His expression is pained. “Fuck. I forgot.”

I reach out, resting my hands on his shoulders to push him away. “You need to get one.”

“You need to get on the pill,” he throws back at me, sounding the slightest bit irritated.

This is one of the things we argue about. He hates condoms. I don’t know where to go to get on the pill. I can’t ask my mom. She’ll freak. Plus, our town is so small. If I show up at our doctor’s office, I’m almost guaranteed to see someone I know. Or someone my mom or dad knows. And we don’t have a Planned Parenthood around here.

I don’t know what to do.

“I will get on the pill, but that doesn’t mean we won’t use condoms still,” I remind him. I don’t want to get pregnant.

That would ruin everything.

He thrusts against my core nice and slow, slipping inside my body only a little, and he groans. “Just—let me do this. Only for a few minutes. I’ll pull out. Promise.”

He pushes deeper, and I silently agree it does feel good.

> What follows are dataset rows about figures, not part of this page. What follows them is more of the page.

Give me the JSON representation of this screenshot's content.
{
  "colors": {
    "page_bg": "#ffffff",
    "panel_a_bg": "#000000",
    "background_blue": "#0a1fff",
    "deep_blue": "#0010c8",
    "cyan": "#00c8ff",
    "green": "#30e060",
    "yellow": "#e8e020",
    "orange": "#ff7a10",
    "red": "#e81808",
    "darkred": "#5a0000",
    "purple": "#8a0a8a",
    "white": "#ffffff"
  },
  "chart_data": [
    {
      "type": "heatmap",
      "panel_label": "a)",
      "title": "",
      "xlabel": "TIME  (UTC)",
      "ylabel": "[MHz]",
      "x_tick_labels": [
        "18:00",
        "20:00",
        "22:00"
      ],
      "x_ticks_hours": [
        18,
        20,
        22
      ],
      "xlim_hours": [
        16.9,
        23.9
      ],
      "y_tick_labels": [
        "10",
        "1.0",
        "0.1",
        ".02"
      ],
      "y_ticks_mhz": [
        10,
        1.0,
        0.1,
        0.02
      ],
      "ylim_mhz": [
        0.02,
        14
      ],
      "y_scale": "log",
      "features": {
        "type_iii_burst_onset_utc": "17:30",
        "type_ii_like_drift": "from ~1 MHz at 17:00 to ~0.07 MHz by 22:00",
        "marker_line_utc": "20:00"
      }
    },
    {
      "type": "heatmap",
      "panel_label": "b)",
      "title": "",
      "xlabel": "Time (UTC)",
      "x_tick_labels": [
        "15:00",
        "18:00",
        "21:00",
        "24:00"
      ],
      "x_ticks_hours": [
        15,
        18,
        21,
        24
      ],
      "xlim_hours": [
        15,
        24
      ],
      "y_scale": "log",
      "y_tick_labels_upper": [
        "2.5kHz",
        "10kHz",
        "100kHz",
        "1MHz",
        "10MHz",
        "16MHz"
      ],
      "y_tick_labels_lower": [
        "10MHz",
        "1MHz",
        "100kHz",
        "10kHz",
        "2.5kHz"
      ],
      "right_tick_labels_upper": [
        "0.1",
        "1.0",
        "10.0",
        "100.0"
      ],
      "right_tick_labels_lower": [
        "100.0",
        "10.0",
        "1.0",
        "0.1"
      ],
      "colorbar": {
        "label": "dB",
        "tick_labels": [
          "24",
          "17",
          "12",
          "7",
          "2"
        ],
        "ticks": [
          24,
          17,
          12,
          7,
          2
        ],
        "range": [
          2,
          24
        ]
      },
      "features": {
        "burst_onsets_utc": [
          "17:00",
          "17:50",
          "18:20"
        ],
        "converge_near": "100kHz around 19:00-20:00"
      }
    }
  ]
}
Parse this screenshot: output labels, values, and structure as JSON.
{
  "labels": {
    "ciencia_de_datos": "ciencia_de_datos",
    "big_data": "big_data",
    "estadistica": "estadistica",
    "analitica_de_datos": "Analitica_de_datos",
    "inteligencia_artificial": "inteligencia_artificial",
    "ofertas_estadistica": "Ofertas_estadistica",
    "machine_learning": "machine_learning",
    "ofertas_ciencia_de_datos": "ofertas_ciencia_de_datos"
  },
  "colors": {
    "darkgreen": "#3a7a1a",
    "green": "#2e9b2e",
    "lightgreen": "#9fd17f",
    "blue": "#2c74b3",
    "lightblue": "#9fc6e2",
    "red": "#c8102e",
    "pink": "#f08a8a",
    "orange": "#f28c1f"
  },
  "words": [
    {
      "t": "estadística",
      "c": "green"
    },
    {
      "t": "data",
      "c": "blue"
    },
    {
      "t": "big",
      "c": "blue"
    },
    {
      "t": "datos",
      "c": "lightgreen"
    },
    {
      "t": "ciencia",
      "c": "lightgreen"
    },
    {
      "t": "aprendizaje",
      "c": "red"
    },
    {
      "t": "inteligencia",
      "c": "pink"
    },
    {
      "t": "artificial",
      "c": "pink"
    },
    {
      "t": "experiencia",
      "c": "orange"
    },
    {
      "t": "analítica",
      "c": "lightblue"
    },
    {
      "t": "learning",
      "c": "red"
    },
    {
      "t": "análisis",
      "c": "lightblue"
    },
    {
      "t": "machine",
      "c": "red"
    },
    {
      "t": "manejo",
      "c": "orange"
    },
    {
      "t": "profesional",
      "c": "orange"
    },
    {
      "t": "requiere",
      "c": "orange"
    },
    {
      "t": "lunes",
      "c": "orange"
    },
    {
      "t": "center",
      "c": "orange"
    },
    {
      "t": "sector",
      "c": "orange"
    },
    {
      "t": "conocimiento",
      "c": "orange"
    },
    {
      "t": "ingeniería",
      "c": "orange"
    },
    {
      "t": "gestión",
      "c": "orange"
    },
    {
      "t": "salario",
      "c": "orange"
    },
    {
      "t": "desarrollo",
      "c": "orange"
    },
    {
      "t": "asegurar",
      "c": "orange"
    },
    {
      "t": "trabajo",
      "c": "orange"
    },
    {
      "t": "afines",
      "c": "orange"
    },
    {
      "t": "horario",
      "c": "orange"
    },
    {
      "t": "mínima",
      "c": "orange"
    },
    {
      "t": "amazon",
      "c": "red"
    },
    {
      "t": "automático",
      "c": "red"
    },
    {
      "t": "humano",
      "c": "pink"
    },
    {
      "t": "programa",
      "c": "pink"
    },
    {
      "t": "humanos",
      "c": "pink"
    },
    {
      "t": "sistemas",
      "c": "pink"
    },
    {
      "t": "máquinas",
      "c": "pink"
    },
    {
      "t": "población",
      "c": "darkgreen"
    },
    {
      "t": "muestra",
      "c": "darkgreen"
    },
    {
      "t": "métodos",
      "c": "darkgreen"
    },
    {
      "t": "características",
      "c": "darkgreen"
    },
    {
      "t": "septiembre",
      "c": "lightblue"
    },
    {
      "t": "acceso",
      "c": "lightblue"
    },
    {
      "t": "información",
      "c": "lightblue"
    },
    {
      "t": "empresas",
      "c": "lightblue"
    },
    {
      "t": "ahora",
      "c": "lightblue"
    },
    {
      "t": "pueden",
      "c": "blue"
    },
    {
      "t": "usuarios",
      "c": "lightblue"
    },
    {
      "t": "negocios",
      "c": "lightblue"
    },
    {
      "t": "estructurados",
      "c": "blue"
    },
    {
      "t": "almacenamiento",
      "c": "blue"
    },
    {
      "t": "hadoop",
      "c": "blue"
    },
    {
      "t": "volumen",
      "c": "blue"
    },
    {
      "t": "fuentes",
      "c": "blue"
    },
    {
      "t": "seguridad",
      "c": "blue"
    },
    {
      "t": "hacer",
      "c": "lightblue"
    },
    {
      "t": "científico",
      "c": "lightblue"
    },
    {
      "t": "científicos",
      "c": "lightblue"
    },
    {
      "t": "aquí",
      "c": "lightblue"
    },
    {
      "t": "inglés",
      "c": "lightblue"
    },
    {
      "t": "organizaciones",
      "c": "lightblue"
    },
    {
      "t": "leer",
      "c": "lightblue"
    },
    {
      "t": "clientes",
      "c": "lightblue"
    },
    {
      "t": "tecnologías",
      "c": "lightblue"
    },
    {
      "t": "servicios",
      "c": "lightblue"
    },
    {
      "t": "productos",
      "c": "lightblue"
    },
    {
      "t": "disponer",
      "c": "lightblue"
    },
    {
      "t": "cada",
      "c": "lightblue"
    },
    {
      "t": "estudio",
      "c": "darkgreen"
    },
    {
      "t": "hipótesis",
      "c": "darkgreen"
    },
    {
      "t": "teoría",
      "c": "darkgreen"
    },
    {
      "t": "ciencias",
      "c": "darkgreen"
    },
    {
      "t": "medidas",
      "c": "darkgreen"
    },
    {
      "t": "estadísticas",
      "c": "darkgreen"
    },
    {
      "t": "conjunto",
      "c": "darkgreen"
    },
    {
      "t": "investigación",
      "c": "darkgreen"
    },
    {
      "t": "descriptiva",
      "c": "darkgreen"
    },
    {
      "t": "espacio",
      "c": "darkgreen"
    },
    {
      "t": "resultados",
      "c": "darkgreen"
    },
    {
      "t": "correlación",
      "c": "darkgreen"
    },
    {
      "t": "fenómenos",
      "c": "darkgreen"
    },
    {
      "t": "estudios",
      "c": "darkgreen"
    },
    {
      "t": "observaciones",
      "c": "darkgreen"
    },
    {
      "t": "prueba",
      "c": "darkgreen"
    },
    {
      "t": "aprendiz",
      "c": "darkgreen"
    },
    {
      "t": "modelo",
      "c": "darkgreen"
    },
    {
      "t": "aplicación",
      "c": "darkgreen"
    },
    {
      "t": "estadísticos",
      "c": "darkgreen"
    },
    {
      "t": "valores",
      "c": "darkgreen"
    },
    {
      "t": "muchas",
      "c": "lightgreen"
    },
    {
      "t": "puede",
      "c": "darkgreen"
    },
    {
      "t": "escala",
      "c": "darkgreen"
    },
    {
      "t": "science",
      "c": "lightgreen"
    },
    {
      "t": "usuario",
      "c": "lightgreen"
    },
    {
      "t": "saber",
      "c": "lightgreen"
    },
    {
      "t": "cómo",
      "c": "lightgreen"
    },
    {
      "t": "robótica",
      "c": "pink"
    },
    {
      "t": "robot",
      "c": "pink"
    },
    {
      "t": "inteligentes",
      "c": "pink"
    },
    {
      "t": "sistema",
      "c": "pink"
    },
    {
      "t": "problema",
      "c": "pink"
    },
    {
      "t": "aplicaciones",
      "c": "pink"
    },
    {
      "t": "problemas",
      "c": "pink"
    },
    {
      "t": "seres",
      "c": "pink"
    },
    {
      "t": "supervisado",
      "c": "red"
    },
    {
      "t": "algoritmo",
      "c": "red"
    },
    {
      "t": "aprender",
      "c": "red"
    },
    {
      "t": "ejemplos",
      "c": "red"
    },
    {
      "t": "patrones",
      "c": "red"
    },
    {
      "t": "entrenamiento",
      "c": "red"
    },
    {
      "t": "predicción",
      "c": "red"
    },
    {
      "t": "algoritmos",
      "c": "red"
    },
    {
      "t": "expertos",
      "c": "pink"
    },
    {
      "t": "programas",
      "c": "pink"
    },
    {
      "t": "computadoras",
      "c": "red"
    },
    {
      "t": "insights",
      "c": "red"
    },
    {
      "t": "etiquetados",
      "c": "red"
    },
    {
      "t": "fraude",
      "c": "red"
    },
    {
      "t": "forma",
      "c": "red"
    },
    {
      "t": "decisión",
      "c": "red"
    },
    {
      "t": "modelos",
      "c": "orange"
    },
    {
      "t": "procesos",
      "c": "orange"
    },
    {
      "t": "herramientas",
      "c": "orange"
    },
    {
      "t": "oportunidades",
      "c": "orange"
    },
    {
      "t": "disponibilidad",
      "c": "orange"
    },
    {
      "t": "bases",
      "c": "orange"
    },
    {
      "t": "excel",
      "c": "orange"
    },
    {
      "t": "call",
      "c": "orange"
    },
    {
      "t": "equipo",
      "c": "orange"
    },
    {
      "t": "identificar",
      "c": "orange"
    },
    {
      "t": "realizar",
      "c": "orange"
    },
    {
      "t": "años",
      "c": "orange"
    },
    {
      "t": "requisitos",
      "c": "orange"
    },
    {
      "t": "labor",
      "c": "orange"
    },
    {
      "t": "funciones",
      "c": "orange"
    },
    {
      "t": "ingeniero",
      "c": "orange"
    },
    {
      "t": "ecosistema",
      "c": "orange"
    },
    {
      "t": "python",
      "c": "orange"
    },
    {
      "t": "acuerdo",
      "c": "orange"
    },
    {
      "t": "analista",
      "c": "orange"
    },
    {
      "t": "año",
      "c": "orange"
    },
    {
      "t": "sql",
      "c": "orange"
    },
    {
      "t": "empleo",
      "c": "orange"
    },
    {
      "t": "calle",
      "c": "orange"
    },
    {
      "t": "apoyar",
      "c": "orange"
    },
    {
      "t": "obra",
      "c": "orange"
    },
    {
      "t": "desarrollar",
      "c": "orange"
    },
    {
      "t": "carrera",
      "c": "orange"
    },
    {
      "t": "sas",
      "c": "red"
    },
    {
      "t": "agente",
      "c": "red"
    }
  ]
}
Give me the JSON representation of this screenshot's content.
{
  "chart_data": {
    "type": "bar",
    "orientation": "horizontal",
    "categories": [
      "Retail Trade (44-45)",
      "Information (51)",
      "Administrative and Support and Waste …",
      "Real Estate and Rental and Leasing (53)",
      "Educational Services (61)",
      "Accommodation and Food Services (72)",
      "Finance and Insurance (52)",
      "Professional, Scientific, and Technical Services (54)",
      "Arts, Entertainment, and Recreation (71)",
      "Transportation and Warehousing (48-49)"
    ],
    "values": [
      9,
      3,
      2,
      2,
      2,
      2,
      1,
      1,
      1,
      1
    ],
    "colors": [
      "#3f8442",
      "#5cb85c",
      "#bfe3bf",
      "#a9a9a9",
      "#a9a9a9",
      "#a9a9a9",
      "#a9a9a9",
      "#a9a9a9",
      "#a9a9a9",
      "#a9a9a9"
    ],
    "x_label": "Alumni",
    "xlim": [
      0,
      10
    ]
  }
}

Diego inside of me with nothing between us. Just skin on skin. His flesh in mine. He starts to move, and I move with him. Surprisingly, we find our rhythm quickly, and I wrap my arms around his neck, pulling him down so he has no choice but to kiss me.

Our tongues tangle and our heated breaths mingle. He grunts with every thrust, pushing me farther up the mattress, a little bit at a time, and then he’s suddenly moving in earnest.

Fast. Hard. He lifts his body away from mine, his hands shifting to my hips as he drives inside of me. Again and again.

“Oh shit, you feel so fucking good—” Diego’s head hangs back, his eyes sliding closed just when mine pop open. He’s coming.

“Diego!” My sharp voice snaps him back to reality and he reaches between us, pulling himself out of me, and I feel a little dribble on my skin. Not enough though.

Not nearly enough.

Without a word he flops over to lie beside me, both of us panting, trying to catch our breath. I stare at the ceiling, hating the fear that slowly creeps over me, like a low moving fog, until I’m completely engulfed and it’s all I can think about.

He came inside of me. And I’m not on the pill. What if…

What if?

 

 

The Fight

 

 

Diego

 

 

I spot Jocelyn in the hallway, standing at her open locker. She’s been avoiding me all damn day at school, and I’m sick of it. Shit has gone sideways between us for weeks. Over a month. Maybe longer. Our relationship is this close to being over, I can feel it. And I know I’m not making things better by hanging out with Cami Lockhart. Cheer captain. Hot piece of ass. Tempting, though I haven’t tapped it yet.

I won’t cheat on my girlfriend, no matter how bad our relationship is.

But at least Cami is showing me some attention. More than my own girlfriend, that’s for damn sure. Jocelyn is always busy. Too busy for me. Volleyball practice. Volleyball games and tournaments. Homework. Her friends. Her family. I come dead last in that lineup, and all I’ve ever wanted was to be first.